Luhut menyampaikan optimisme bahwa Indonesia dapat menjadi salah satu negara dengan perekonomian terbesar dan paling maju pada 2045, asalkan mampu mempertahankan pertumbuhan ekonomi di atas 5 hingga 8 persen. Dalam hal ini, ia menyoroti pentingnya peran generasi muda NU dalam mendukung pembangunan ekonomi nasional.
“Sekarang, kita harus membina anak-anak NU supaya mereka bisa meramu semua ini. Mereka yang akan memainkan peran besar dalam hal ini. NU memiliki peran yang sangat penting. Jadi, NU bagi kita itu sangat penting, dan harus kompak,” tegasnya.
Dampak Konflik Global terhadap Ekonomi Indonesia
Dalam pemaparannya, Luhut juga menyoroti dampak negatif konflik Timur Tengah terhadap perekonomian Indonesia, seperti penurunan ekspor akibat perlambatan ekonomi global dan meningkatnya impor karena lonjakan harga minyak.

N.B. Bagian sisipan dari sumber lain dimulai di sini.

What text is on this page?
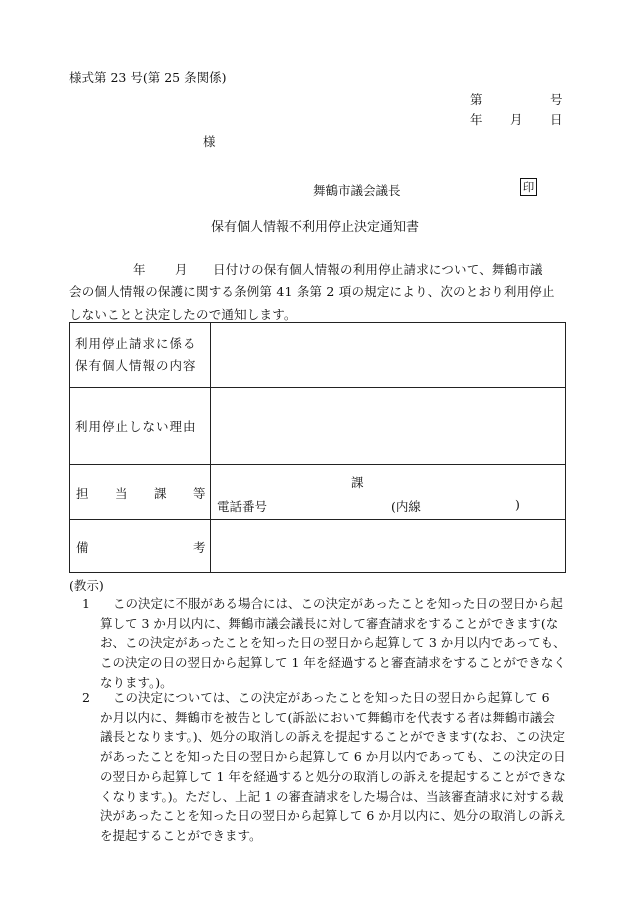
様式第 23 号(第 25 条関係)
第	号
年 月 日
様
舞鶴市議会議長	印
保有個人情報不利用停止決定通知書
年 月 日付けの保有個人情報の利用停止請求について、舞鶴市議
会の個人情報の保護に関する条例第 41 条第 2 項の規定により、次のとおり利用停止
しないことと決定したので通知します。
利用停止請求に係る
保有個人情報の内容	

利用停止しない理由	

担 当 課 等	課
電話番号 (内線 )

備 考	

(教示)
1	この決定に不服がある場合には、この決定があったことを知った日の翌日から起算して 3 か月以内に、舞鶴市議会議長に対して審査請求をすることができます(なお、この決定があったことを知った日の翌日から起算して 3 か月以内であっても、この決定の日の翌日から起算して 1 年を経過すると審査請求をすることができなくなります。)。
2	この決定については、この決定があったことを知った日の翌日から起算して 6 か月以内に、舞鶴市を被告として(訴訟において舞鶴市を代表する者は舞鶴市議会議長となります。)、処分の取消しの訴えを提起することができます(なお、この決定があったことを知った日の翌日から起算して 6 か月以内であっても、この決定の日の翌日から起算して 1 年を経過すると処分の取消しの訴えを提起することができなくなります。)。ただし、上記 1 の審査請求をした場合は、当該審査請求に対する裁決があったことを知った日の翌日から起算して 6 か月以内に、処分の取消しの訴えを提起することができます。
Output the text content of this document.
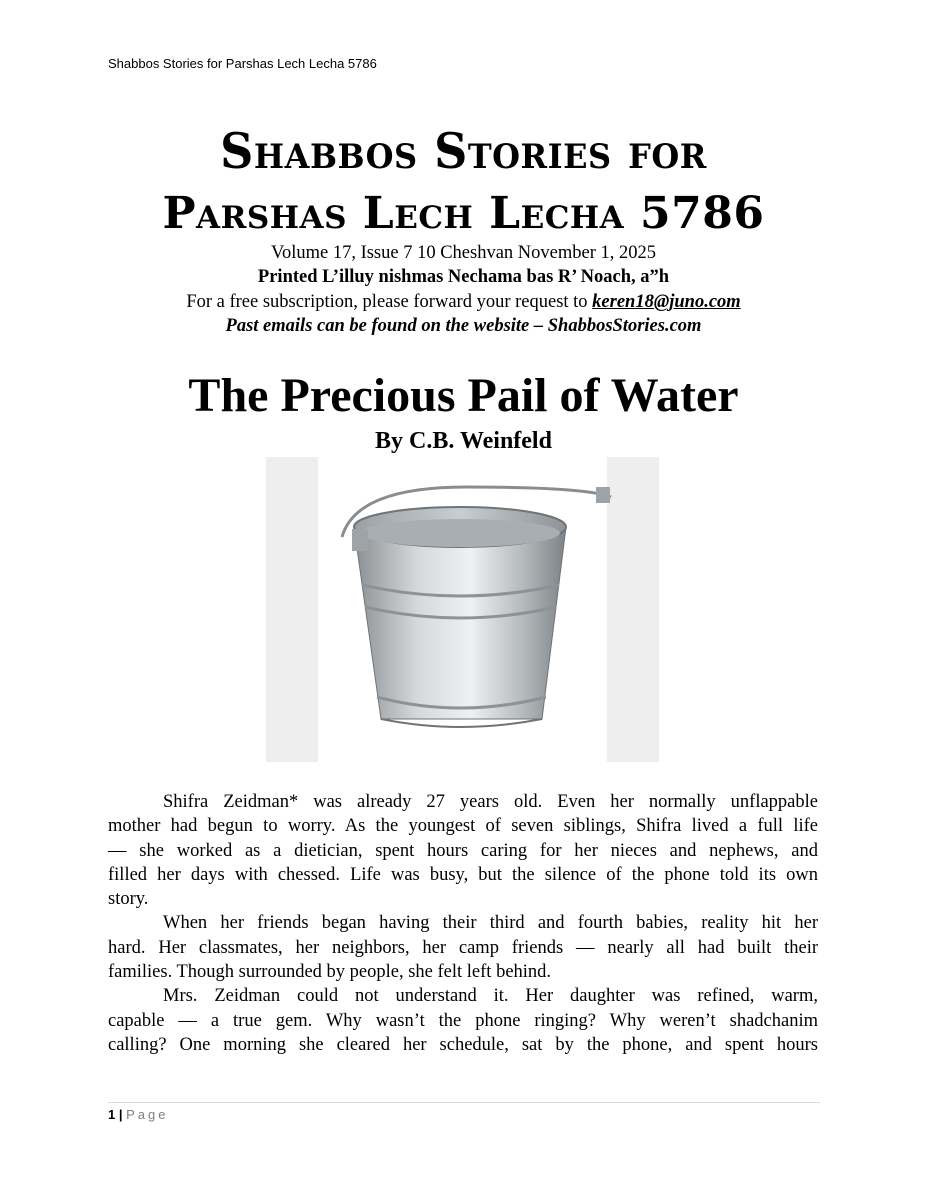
Shabbos Stories for Parshas Lech Lecha 5786
Shabbos Stories for
Parshas Lech Lecha 5786
Volume 17, Issue 7 10 Cheshvan November 1, 2025
Printed L’illuy nishmas Nechama bas R’ Noach, a”h
For a free subscription, please forward your request to keren18@juno.com
Past emails can be found on the website – ShabbosStories.com
The Precious Pail of Water
By C.B. Weinfeld
Shifra Zeidman* was already 27 years old. Even her normally unflappable
mother had begun to worry. As the youngest of seven siblings, Shifra lived a full life
— she worked as a dietician, spent hours caring for her nieces and nephews, and
filled her days with chessed. Life was busy, but the silence of the phone told its own
story.
When her friends began having their third and fourth babies, reality hit her
hard. Her classmates, her neighbors, her camp friends — nearly all had built their
families. Though surrounded by people, she felt left behind.
Mrs. Zeidman could not understand it. Her daughter was refined, warm,
capable — a true gem. Why wasn’t the phone ringing? Why weren’t shadchanim
calling? One morning she cleared her schedule, sat by the phone, and spent hours
1 | Page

Selain itu, ketegangan antara Amerika Serikat dan China juga disebutnya dapat mengurangi efisiensi global hingga mencapai 2 triliun dolar AS, yang akan memengaruhi ekspor Indonesia, terutama ke China.

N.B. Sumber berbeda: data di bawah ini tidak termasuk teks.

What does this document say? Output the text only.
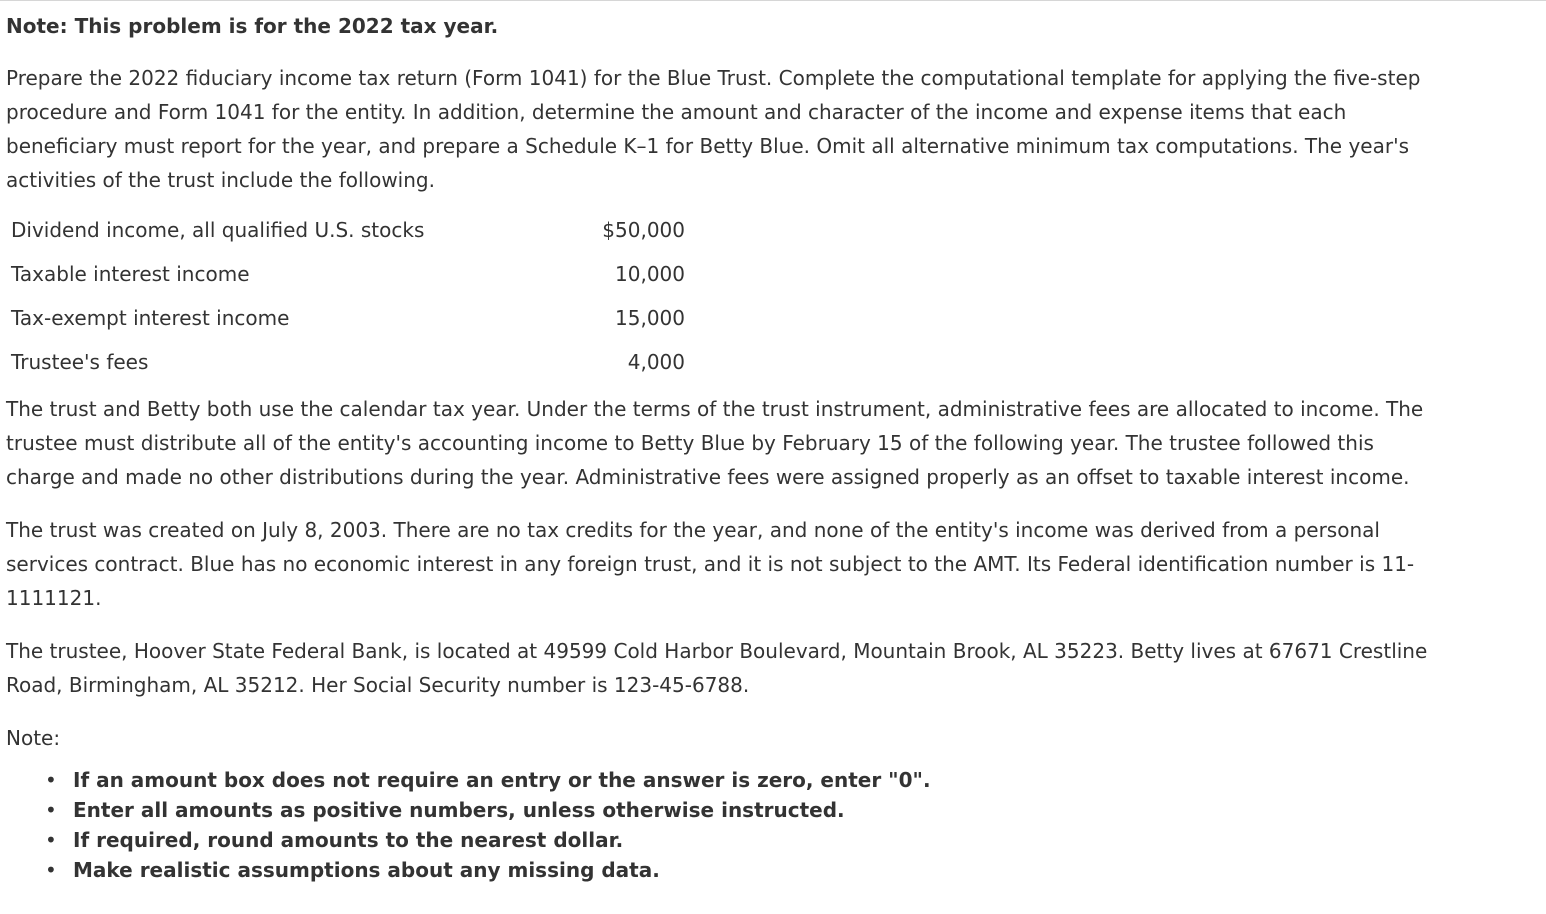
Note: This problem is for the 2022 tax year.

Prepare the 2022 fiduciary income tax return (Form 1041) for the Blue Trust. Complete the computational template for applying the five-step
procedure and Form 1041 for the entity. In addition, determine the amount and character of the income and expense items that each
beneficiary must report for the year, and prepare a Schedule K–1 for Betty Blue. Omit all alternative minimum tax computations. The year's
activities of the trust include the following.

Dividend income, all qualified U.S. stocks	$50,000
Taxable interest income	10,000
Tax-exempt interest income	15,000
Trustee's fees	4,000

The trust and Betty both use the calendar tax year. Under the terms of the trust instrument, administrative fees are allocated to income. The
trustee must distribute all of the entity's accounting income to Betty Blue by February 15 of the following year. The trustee followed this
charge and made no other distributions during the year. Administrative fees were assigned properly as an offset to taxable interest income.

The trust was created on July 8, 2003. There are no tax credits for the year, and none of the entity's income was derived from a personal
services contract. Blue has no economic interest in any foreign trust, and it is not subject to the AMT. Its Federal identification number is 11-
1111121.

The trustee, Hoover State Federal Bank, is located at 49599 Cold Harbor Boulevard, Mountain Brook, AL 35223. Betty lives at 67671 Crestline
Road, Birmingham, AL 35212. Her Social Security number is 123-45-6788.

Note:
• If an amount box does not require an entry or the answer is zero, enter "0".
• Enter all amounts as positive numbers, unless otherwise instructed.
• If required, round amounts to the nearest dollar.
• Make realistic assumptions about any missing data.
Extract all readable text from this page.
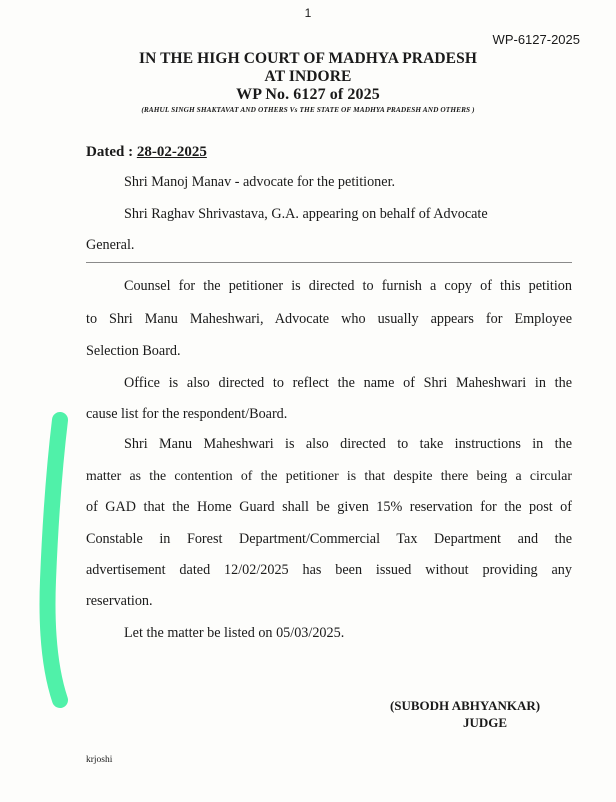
1
WP-6127-2025
IN THE HIGH COURT OF MADHYA PRADESH
AT INDORE
WP No. 6127 of 2025
(RAHUL SINGH SHAKTAVAT AND OTHERS Vs THE STATE OF MADHYA PRADESH AND OTHERS )
Dated : 28-02-2025
Shri Manoj Manav - advocate for the petitioner.
Shri Raghav Shrivastava, G.A. appearing on behalf of Advocate
General.
Counsel for the petitioner is directed to furnish a copy of this petition
to Shri Manu Maheshwari, Advocate who usually appears for Employee
Selection Board.
Office is also directed to reflect the name of Shri Maheshwari in the
cause list for the respondent/Board.
Shri Manu Maheshwari is also directed to take instructions in the
matter as the contention of the petitioner is that despite there being a circular
of GAD that the Home Guard shall be given 15% reservation for the post of
Constable in Forest Department/Commercial Tax Department and the
advertisement dated 12/02/2025 has been issued without providing any
reservation.
Let the matter be listed on 05/03/2025.
(SUBODH ABHYANKAR)
JUDGE
krjoshi
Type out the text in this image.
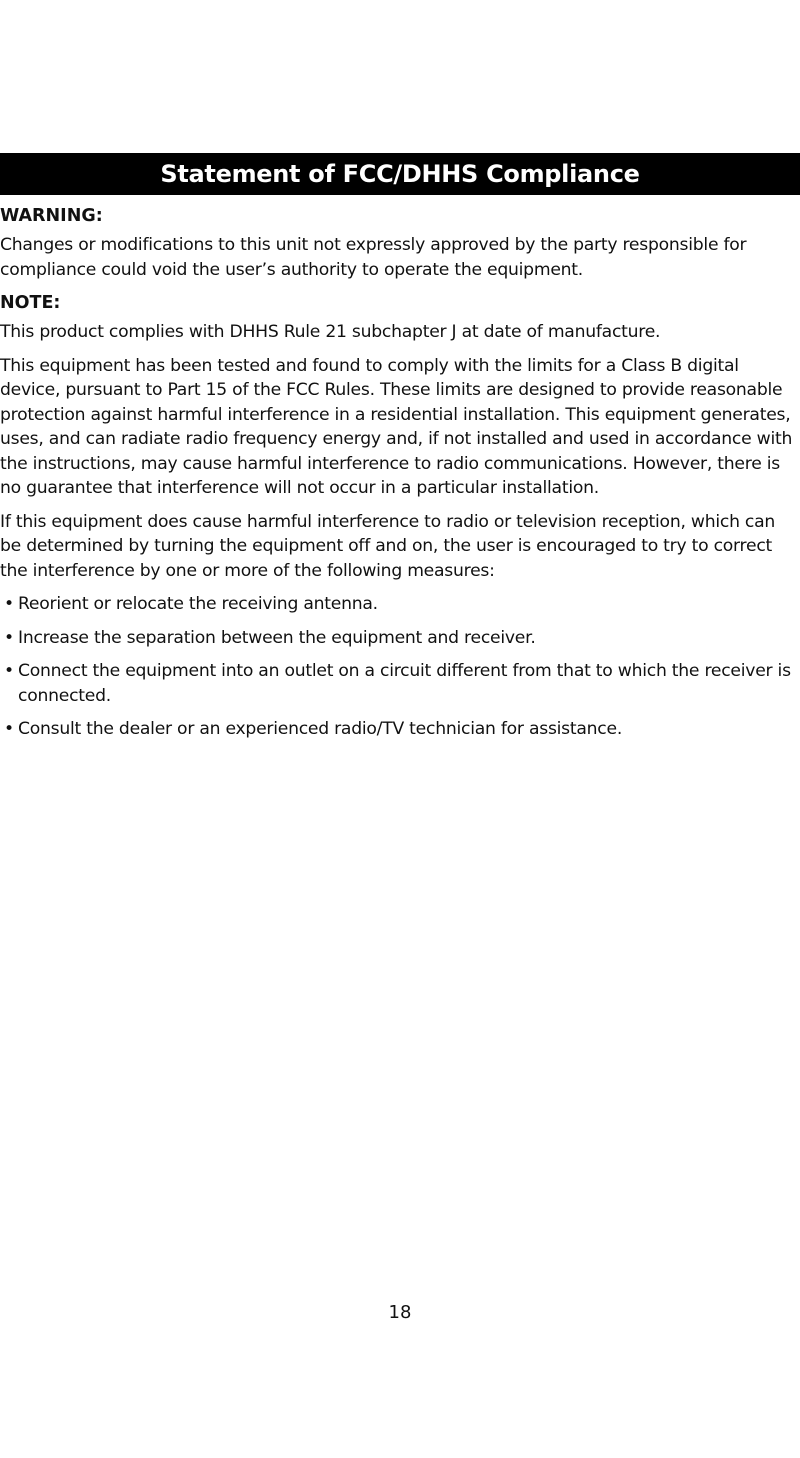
Statement of FCC/DHHS Compliance
WARNING:
Changes or modifications to this unit not expressly approved by the party responsible for compliance could void the user’s authority to operate the equipment.
NOTE:
This product complies with DHHS Rule 21 subchapter J at date of manufacture.
This equipment has been tested and found to comply with the limits for a Class B digital device, pursuant to Part 15 of the FCC Rules. These limits are designed to provide reasonable protection against harmful interference in a residential installation. This equipment generates, uses, and can radiate radio frequency energy and, if not installed and used in accordance with the instructions, may cause harmful interference to radio communications. However, there is no guarantee that interference will not occur in a particular installation.
If this equipment does cause harmful interference to radio or television reception, which can be determined by turning the equipment off and on, the user is encouraged to try to correct the interference by one or more of the following measures:
• Reorient or relocate the receiving antenna.
• Increase the separation between the equipment and receiver.
• Connect the equipment into an outlet on a circuit different from that to which the receiver is connected.
• Consult the dealer or an experienced radio/TV technician for assistance.
18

Sementara itu, Ketua Umum PBNU KH Yahya Cholil Staquf atau Gus Yahya mengungkapkan bahwa agama sering menjadi salah satu penyebab utama konflik, meskipun bukan satu-satunya faktor.
“Kita ingat bahwa zionisme itu mengklaim hak kepemilikan tanah itu berdasar wacana agama,” ujarnya.
Ia menambahkan bahwa wawasan keagamaan di tingkat masyarakat harus menjadi sasaran pembenahan untuk menyelesaikan konflik secara lebih menyeluruh.
“Pemerintah Mesir dan Israel, misalnya, bisa saja menjalin kesepakatan sebagaimana pernah terjadi, tapi kalau masyarakatnya belum di-address (diatasi permasalahannya, red), akan muncul perlawanan dari dalam terhadap pemerintah yang bersepakat itu,” tambah Gus Yahya.
Diskusi tersebut juga menghadirkan narasumber lain, di antaranya rohaniawan Katolik dan profesor filsafat dari Sekolah Tinggi Filsafat (STF) Driyarkara Franz Magnis Suseno, CEO Center for Shared Civilization Values (CSCV) C Holland Taylor, Staf Ahli Kementerian Luar Negeri Muchsin Shihab, serta rohaniawan Protestan Martin Lukito Sinaga.